Effects of low wildfire burn severity due to pre-fire shrub thinning on the chaparral soil bacteriome in the Santa Monica Mountains of Southern California

Our objective was to study the longitudinal effect of decreased burn severity due to vegetation-type conversion (VTC) induced by chaparral shrub thinning prior to the Woolsey wildfire (November 2018) on soil chemistry and bacteriome composition and function. We compared soils from two study sites on the Malibu campus of Pepperdine University in the Santa Monica Mountains: one site had dense, unaltered chaparral shrubland and experienced a 4.5-fold increase in vegetation burn severity (high severity burn) compared to an adjacent altered site where the vegetative fuel load was 80% less prior to the fire (low severity burn). We analyzed soil nutrient concentrations and pH in 2019 and 2021 and soil respiration, measured by CO₂ efflux, in 2019, 2020, and 2021. DNA was isolated from soil samples collected in 2019, 2020, 2021, and 2023 for Illumina Miseq paired-end 16S V3-V4 sequencing.
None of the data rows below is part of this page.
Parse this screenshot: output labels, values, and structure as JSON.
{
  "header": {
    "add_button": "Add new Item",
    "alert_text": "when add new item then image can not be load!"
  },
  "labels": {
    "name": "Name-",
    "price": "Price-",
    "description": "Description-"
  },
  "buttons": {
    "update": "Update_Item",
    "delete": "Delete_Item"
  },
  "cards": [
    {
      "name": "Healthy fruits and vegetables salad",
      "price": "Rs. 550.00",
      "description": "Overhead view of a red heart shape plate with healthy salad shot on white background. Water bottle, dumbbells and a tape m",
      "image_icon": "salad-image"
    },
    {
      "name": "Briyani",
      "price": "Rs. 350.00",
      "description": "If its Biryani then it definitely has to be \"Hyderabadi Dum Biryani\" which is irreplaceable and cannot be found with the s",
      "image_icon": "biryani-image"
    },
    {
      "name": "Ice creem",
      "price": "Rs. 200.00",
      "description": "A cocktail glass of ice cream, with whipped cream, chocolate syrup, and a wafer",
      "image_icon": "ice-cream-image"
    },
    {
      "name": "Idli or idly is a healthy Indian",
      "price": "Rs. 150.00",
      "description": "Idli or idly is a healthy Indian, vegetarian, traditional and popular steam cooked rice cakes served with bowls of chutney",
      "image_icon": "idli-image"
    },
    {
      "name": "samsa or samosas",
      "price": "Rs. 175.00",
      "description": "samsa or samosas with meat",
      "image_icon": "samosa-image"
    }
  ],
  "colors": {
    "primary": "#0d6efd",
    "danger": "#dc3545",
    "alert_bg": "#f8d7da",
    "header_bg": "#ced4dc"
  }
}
We predicted the functional bacteriome from the 16S data using PICRUSt2. Relative to high severity soils, low severity soils showed decreased nutrient concentrations, pH, and % organic matter in 2019. The low severity burned site showed greater compositional stability over time, with increased pyrophilous taxa in 2021 and 2023 (Massilia, Conexibacter, etc.). High severity burned soils showed decreased metabolic capacity over time. We identified correlations between bacterial taxa and diversity and functional pathways, which remained only in the high severity soil samples after stratification. Our findings contribute to an improved understanding of bacterial succession in soil from sites that experienced VTC prior to wildfire, highlighting microbial ecological implications for fire management strategies.